Andrews points to feminization in professions where we have seen equalization, and ignores those where there has in fact been a massive increase in the share of women.
And for all the lamentations about a lack of male role models, the policy response to the decline in the share of male teachers from 33% in the 1980s to just 23% today has been virtually non-existent.
For a trenchant, conservative critique of the way K-12 education has expunged men, see this Federalist article, “Why Male Teachers Left Elementary Schools And Won’t Go Back”, by Scott Yenor. I don’t agree with all that Scott says, by any means, but he’s pointing at the real problem, unlike Andrews. I do agree with him on this fundamental point though: “Elementary teaching is not coded female in the nature of things”.
That’s exactly right, and an important rejoinder to those who say that these jobs are just not suitable for men.
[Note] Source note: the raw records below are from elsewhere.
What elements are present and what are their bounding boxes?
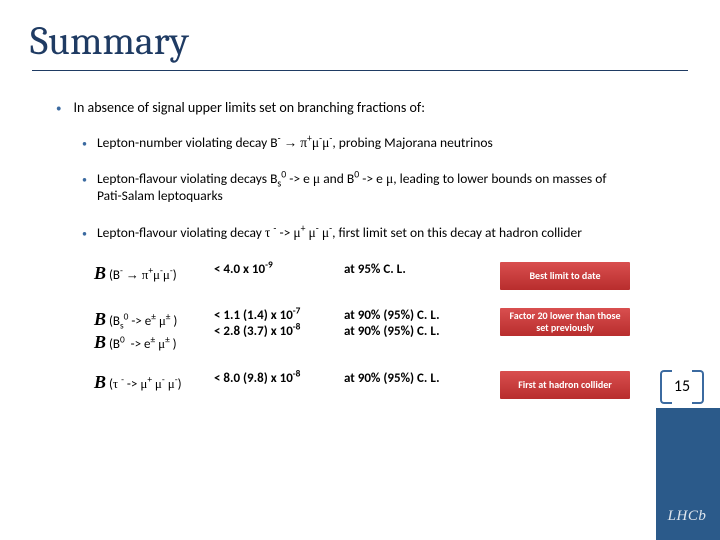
result-badge: Best limit to date <box>500 262 630 290</box>
result-decay: B (Bs0 -> e± μ± ) B (B0 -> e± μ± ) <box>94 308 214 353</box>
bullet-top-text: In absence of signal upper limits set on… <box>73 99 424 117</box>
result-cl: at 90% (95%) C. L. <box>344 371 494 387</box>
sub-bullet-1-text: Lepton-number violating decay B- → π+μ-μ… <box>97 135 493 152</box>
bullet-dot-icon: • <box>82 171 97 205</box>
text-frag: Lepton-flavour violating decay <box>97 224 265 241</box>
result-row-2: B (Bs0 -> e± μ± ) B (B0 -> e± μ± ) < 1.1… <box>94 308 630 353</box>
bullet-dot-icon: • <box>82 135 97 152</box>
bullet-dot-icon: • <box>82 225 97 242</box>
bullet-top: • In absence of signal upper limits set … <box>56 99 630 117</box>
results-block: B (B- → π+μ-μ-) < 4.0 x 10-9 at 95% C. L… <box>56 262 630 399</box>
result-decay: B (τ - -> μ+ μ- μ-) <box>94 371 214 394</box>
text-frag: , first limit set on this decay at hadro… <box>332 224 582 241</box>
content-area: • In absence of signal upper limits set … <box>0 71 720 399</box>
result-badge: Factor 20 lower than those set previousl… <box>500 308 630 336</box>
sub-bullet-list: • Lepton-number violating decay B- → π+μ… <box>56 135 630 243</box>
result-limit: < 8.0 (9.8) x 10-8 <box>214 371 344 387</box>
result-cl: at 95% C. L. <box>344 262 494 278</box>
result-badge: First at hadron collider <box>500 371 630 399</box>
result-limit: < 4.0 x 10-9 <box>214 262 344 278</box>
page-title: Summary <box>0 0 720 70</box>
text-frag: and B <box>320 170 354 187</box>
result-row-1: B (B- → π+μ-μ-) < 4.0 x 10-9 at 95% C. L… <box>94 262 630 290</box>
result-limit: < 1.1 (1.4) x 10-7 < 2.8 (3.7) x 10-8 <box>214 308 344 341</box>
result-decay: B (B- → π+μ-μ-) <box>94 262 214 285</box>
sub-bullet-3-text: Lepton-flavour violating decay τ - -> μ+… <box>97 225 582 242</box>
page-number: 15 <box>662 370 702 402</box>
bullet-dot-icon: • <box>56 99 73 117</box>
text-frag: Lepton-flavour violating decays B <box>97 170 277 187</box>
text-frag: , probing Majorana neutrinos <box>332 134 492 151</box>
sub-bullet-2-text: Lepton-flavour violating decays Bs0 -> e… <box>97 171 630 205</box>
result-cl: at 90% (95%) C. L. at 90% (95%) C. L. <box>344 308 494 341</box>
text-frag: Lepton-number violating decay B <box>97 134 278 151</box>
sub-bullet-3: • Lepton-flavour violating decay τ - -> … <box>82 225 630 242</box>
result-row-3: B (τ - -> μ+ μ- μ-) < 8.0 (9.8) x 10-8 a… <box>94 371 630 399</box>
sub-bullet-2: • Lepton-flavour violating decays Bs0 ->… <box>82 171 630 205</box>
sub-bullet-1: • Lepton-number violating decay B- → π+μ… <box>82 135 630 152</box>
lhcb-logo: LHCb <box>660 508 714 534</box>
As the father of a 5th-grade teacher, I take particular exception to that line of argument.
Now, there may be some professions where the stakes here are low. It may not matter that 99% of skincare specialists are women, or that 98% of smoke jumpers (the people who parachute into wildfires) are men.
But it really, really matters that the teachers at the front of our classrooms, the healthcare workers in our hospitals, and the therapists in treatment rooms represent the populations who they serve. Here, representation matters. Gender balance matters. The lack of men matters.
In that sense, occupational feminization is indeed a problem. Just not at all in the way Andrews suggests.







I think you missed the point of her article completely. It isn't about counting noses. It is about worldview.
you are conflating men who think like women with men.
Which is why law, academia, etc can be considered feminized even if men are around 50%. Why? Because these men have internalized the female worldview. Even though they have male body parts, they are still for all intents and purposes, women.
The democrat party is 100% a female party even though there are men in it. Barack Obama was the first woman president.
Yes you’ve missed the point of her argument. Women change their workplaces. The priorities, the jokes, the acceptable and unacceptable behaviours, the means of rebuke, the grounds for complaint, the rules for defining success and failure. They also show a preference for having female-only spaces which drifts into wanting only female colleagues. Men exit because the job changes. The ones who stay are the few who can adopt the feminine mode.